Fact and Fiction: The HSUS Mission
If you were to describe the work of The HSUS, you probably wouldn’t call it subtle or indirect.
Kathy Milani/The HSUS
The HSUS’s member magazine is called All Animals. Our mission statement is “Celebrating Animals, Confronting Cruelty.” The HSUS has program departments devoted to animal research issues, companion animals, equine protection, farm animal welfare, and wildlife and habitat protection. Our website is a compendium of information on our animal care centers, our veterinary programs, our global work on spay and neuter and the wildlife trade, our disaster response deployments in Haiti and other parts of the world as well as across the United States, our advocacy campaigns (puppy mills, factory farming, animal fighting, seal killing, wildlife abuses, and the exotic pet trade), and so much more. I write a daily blog about all of these issues. We have a national advertising campaign promoting adoption of animals from shelters. We have a separate national advertising campaign that chronicles our work and calls Americans to join us, with images of animals coming from actual HSUS rescues, field response, and undercover investigations.

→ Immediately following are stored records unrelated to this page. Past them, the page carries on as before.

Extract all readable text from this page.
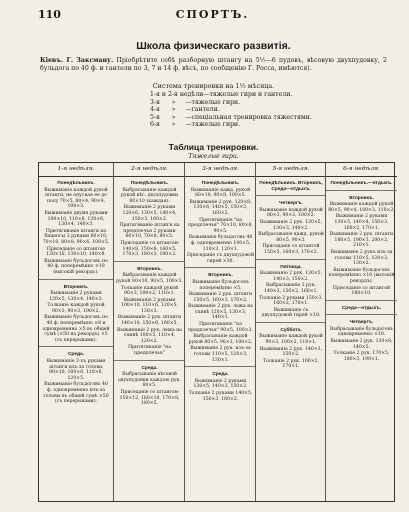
110	СПОРТЪ.
Школа физическаго развитія.
Кіевъ. Г. Заксману. Пріобрѣтите себѣ разборную штангу на 5½—6 пудовъ, вѣсовую двухпудовку, 2 бульдога по 40 ф. и гантели по 3, 7 и 14 ф. вѣсъ, по сообщенію Г. Росса, имѣются).
Система тренировки на 1½ мѣсяца.
1-я и 2-я недѣли—тяжелые гири и гантели.
3-я      »     —тяжелые гири.
4-я      »     —гантели.
5-я      »     —спеціальная тренировка тяжестями.
6-я      »     —тяжелые гири.
Таблица тренировки.
Тяжелые гири.
1-я недѣля.
Понедѣльникъ.
Выжиманіе каждой рукой штанги, не опуская ее до полу 70×5, 80×4, 90×4, 100×3.
Выжиманіе двумя руками 100×10, 110×8, 120×6, 130×4, 140×3.
Притягиваніе штанги на бицепсы 3 руками 60×10, 70×10, 80×8, 90×6, 100×5.
Приседаніе со штангою 120×10, 130×10, 140×8.
Выжиманіе бульдоговъ по 40 ф. поперемѣнно ×10 (высокій рекордъ).
Вторникъ.
Выжиманіе 2 руками 120×5, 130×4, 140×3.
Толканіе каждой рукой 80×3, 90×3, 100×2.
Выжиманіе бульдоговъ по 40 ф. поперемѣнно ×8 и одновременно ×5 въ общей сумѣ (×50 на рекордъ) ×5 (съ перерывами).
Среда.
Выжиманіе 2-хъ руками штанги изъ-за головы 90×10, 100×8, 110×6, 120×5.
Выжиманіе бульдоговъ 40 ф. одновременно изъ-за головы въ общей сумѣ ×50 (съ перерывами).
2-я недѣля.
Понедѣльникъ.
Выбрасываніе каждой рукой вѣс. двухпудовки 80×10 (каждая).
Выжиманіе 2 руками 120×6, 130×5, 140×4, 150×3, 160×2.
Притягиваніе штанги на предплечья 2 руками 60×10, 70×8, 80×5.
Приседаніе со штангою 140×8, 150×6, 160×5, 170×3, 180×3, 190×2.
Вторникъ.
Выбрасываніе каждой рукой 80×10, 90×5, 100×3.
Толканіе каждой рукой 90×3, 100×2, 110×1.
Выжиманіе 2 руками 100×10, 110×6, 120×5, 130×3.
Выжиманіе 2 рук. штанги 140×10, 150×6, 160×5.
Выжиманіе 2 рук. лежа на спинѣ 100×5, 110×4, 120×2.
Притягиваніе "на предплечья"
Среда.
Выбрасываніе вѣсовой двухпудовки каждою рук. 80×5.
Приседаніе со штангою 150×12, 160×10, 170×8, 180×5.
3-я недѣля.
Понедѣльникъ.
Выжиманіе кажд. рукой 80×10, 90×8, 100×5.
Выжиманіе 2 рук. 120×8, 130×6, 140×5, 150×3, 160×2.
Притягиваніе "на предплечья" 70×10, 80×8, 90×5.
Выжиманіе бульдоговъ 40 ф. одновременно 100×5, 110×3, 120×1.
Приседаніе съ двухпудовой гирей ×30.
Вторникъ.
Выжиманіе бульдоговъ поперемѣнно ×5.
Выжиманіе 2 рук. штанги 150×5, 160×3, 170×2.
Выжиманіе 2 рук. лежа на спинѣ 120×5, 130×3, 140×1.
Притягиваніе "на предплечья" 90×5, 100×3.
Выбрасываніе каждой рукой 80×5, 90×3, 100×2.
Выжиманіе 2 рук. изъ-за головы 110×5, 120×3, 130×1.
Среда.
Выжиманіе 2 руками 130×5, 140×3, 150×2.
Толканіе 2 руками 140×5, 150×3, 160×2.
5-я недѣля.
Понедѣльникъ. Вторникъ, Среда—отдыхъ.
Четвергъ.
Выжиманіе каждой рукой 80×3, 90×3, 100×2.
Выжиманіе 2 рук. 120×5, 130×3, 140×2.
Выбрасываніе кажд. рукой 80×5, 90×3.
Приседаніе со штангой 150×5, 160×3, 170×2.
Пятница.
Выжиманіе 2 рук. 130×5, 140×3, 150×2.
Выбрасываніе 2 рук. 140×3, 150×2, 160×1.
Толканіе 2 руками 150×3, 160×2, 170×1.
Выжиманіе съ двухпудовой гирей ×10.
Суббота.
Выжиманіе каждой рукой 90×3, 100×2, 110×1.
Выжиманіе 2 рук. 140×3, 150×2.
Толканіе 2 рук. 160×2, 170×1.
6-я недѣля.
Понедѣльникъ.—отдыхъ.
Вторникъ.
Выжиманіе каждой рукой 80×5, 90×4, 100×3, 110×2.
Выжиманіе 2 руками 130×5, 140×4, 150×3, 160×2, 170×1.
Выжиманіе 2 рук. штанги 180×5, 190×3, 200×2, 210×1.
Выжиманіе 2 рукъ изъ-за головы 110×5, 120×3, 130×2.
Выжиманіе бульдоговъ поперемѣнно ×10 (высокій рекордъ).
Приседаніе со штангой 180×10.
Среда—отдыхъ.
Четвергъ.
Выбрасываніе бульдоговъ одновременно ×10.
Выжиманіе 2 рук. 130×8, 140×5.
Толканіе 2 рук. 170×5, 180×3, 190×1.
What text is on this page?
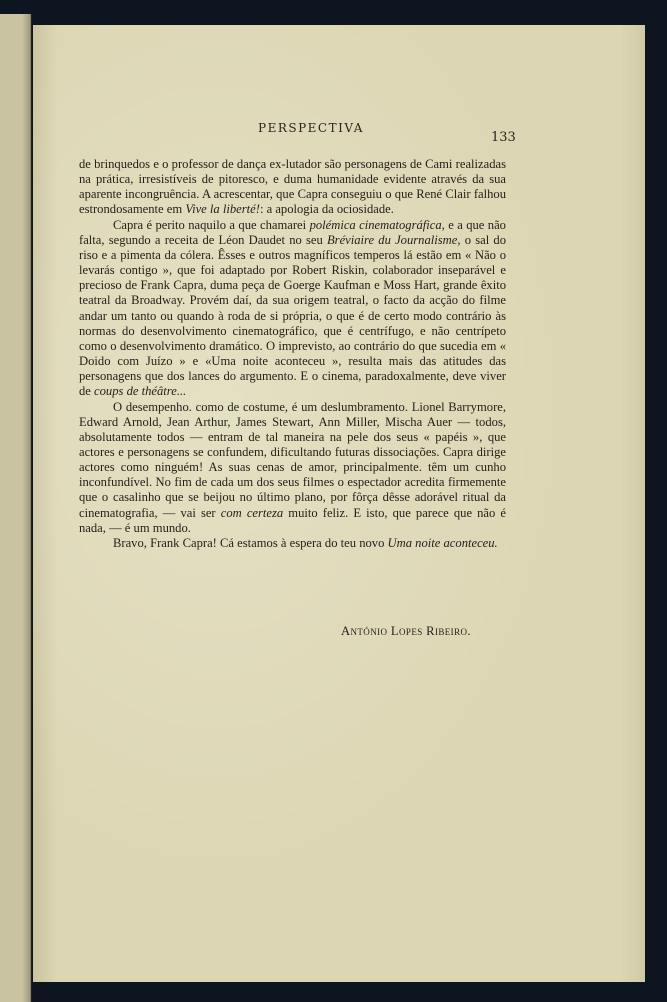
PERSPECTIVA
133

de brinquedos e o professor de dança ex-lutador são personagens de Cami realizadas na prática, irresistíveis de pitoresco, e duma humanidade evidente através da sua aparente incongruência. A acrescentar, que Capra conseguiu o que René Clair falhou estrondosamente em Vive la liberté!: a apologia da ociosidade.

Capra é perito naquilo a que chamarei polémica cinematográfica, e a que não falta, segundo a receita de Léon Daudet no seu Bréviaire du Journalisme, o sal do riso e a pimenta da cólera. Êsses e outros magníficos temperos lá estão em « Não o levarás contigo », que foi adaptado por Robert Riskin, colaborador inseparável e precioso de Frank Capra, duma peça de Goerge Kaufman e Moss Hart, grande êxito teatral da Broadway. Provém daí, da sua origem teatral, o facto da acção do filme andar um tanto ou quando à roda de si própria, o que é de certo modo contrário às normas do desenvolvimento cinematográfico, que é centrífugo, e não centrípeto como o desenvolvimento dramático. O imprevisto, ao contrário do que sucedia em « Doido com Juízo » e «Uma noite aconteceu », resulta mais das atitudes das personagens que dos lances do argumento. E o cinema, paradoxalmente, deve viver de coups de théâtre...

O desempenho. como de costume, é um deslumbramento. Lionel Barrymore, Edward Arnold, Jean Arthur, James Stewart, Ann Miller, Mischa Auer — todos, absolutamente todos — entram de tal maneira na pele dos seus « papéis », que actores e personagens se confundem, dificultando futuras dissociações. Capra dirige actores como ninguém! As suas cenas de amor, principalmente. têm um cunho inconfundível. No fim de cada um dos seus filmes o espectador acredita firmemente que o casalinho que se beijou no último plano, por fôrça dêsse adorável ritual da cinematografia, — vai ser com certeza muito feliz. E isto, que parece que não é nada, — é um mundo.

Bravo, Frank Capra! Cá estamos à espera do teu novo Uma noite aconteceu.

António Lopes Ribeiro.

Yet, there are people within animal abuse industries and their allies who keep trotting out the canard that Americans think they are giving to animal shelters when they donate to The HSUS. We’ve never said we run animal shelters—just that we help them run better with our many programs. But we’ve always been more than that. For more than a half century, it’s been the mission of The HSUS to work for all animals.
When I was in Iowa last week announcing our latest investigation into mistreatment of laying hens at factory farms, I shouted it from the rooftops. Whether you look at our work to pass Prop 2 in California (covered on "Oprah" and featured in the New York Times Magazine, among thousands of other outlets), our investigation into downed animal abuses at the Westland/Hallmark plant (which was covered by every major news outlet in America after we broke the investigation, and in the national news regularly for about three months), or all the information on farm animal welfare on our website, we proclaim unapologetically that we care about farm animals. There’s no mystery about that work—just an intense desire to see reform, and to push for more humane farming, transport, and slaughter practices.
Our teams are now up on the ice floes in Canada, bearing witness to the cruel killing of baby seals—and generating outrage in civilized countries around the globe.
Our staff are working tirelessly in Missouri to help qualify an anti-puppy mill ballot initiative. We raided 16 mills last year, rescuing more than 3,000 dogs from lives of misery, and we told our story in each and every case.
Our animal fighting team is working tirelessly with law enforcement to raid dogfighting and cockfighting operations. We had a touch with 250 raids of these operations last year.
I could go on. And on and on. Yes, we are the nation’s leading advocate for animal shelters, but where is it written anywhere that that’s all that we do? You’ll never find such language anywhere in our magazines, annual reports, direct mail, blogs, letters to the editor, opinion pieces, our founding charter, or anywhere else. It doesn’t exist.
This whole fanciful argument by our critics is a fabrication and a false framing of the issues. If there are folks within agribusiness who believe it, either they just don’t want to let facts stand in their way, or they just haven’t taken the time to look at our materials. They can find out more by going to www.humanesociety.org and getting our magazine and other materials that members receive.
Let me say again for their benefit, and everybody’s benefit: We are for all animals. We despise all cruelty. If you are involved in cruelty of any kind, you’ll find anything but an ally in The HSUS.
Our critics can find a naïve or inattentive journalist from time to time, or they can get their press releases reprinted in trade publications with a very decided point of view, or they can spread lies on Facebook or in other social media. But reprinting false claims time and again won’t make it come true. The fact is, there are people in this country not interested in the truth. Rick Berman and David Martosko of the so-called Center for Consumer Freedom are such people. When people like David Mastio of The Washington Times give them platforms to spread their lies, or simply regurgitate that material in their own opinion pieces, they do no credit to serious journalism.
It comes down to two closely related points. Animal abusers don’t like The HSUS because we threaten their bottom line. And they want an unfettered opportunity to do what they want to do with animals.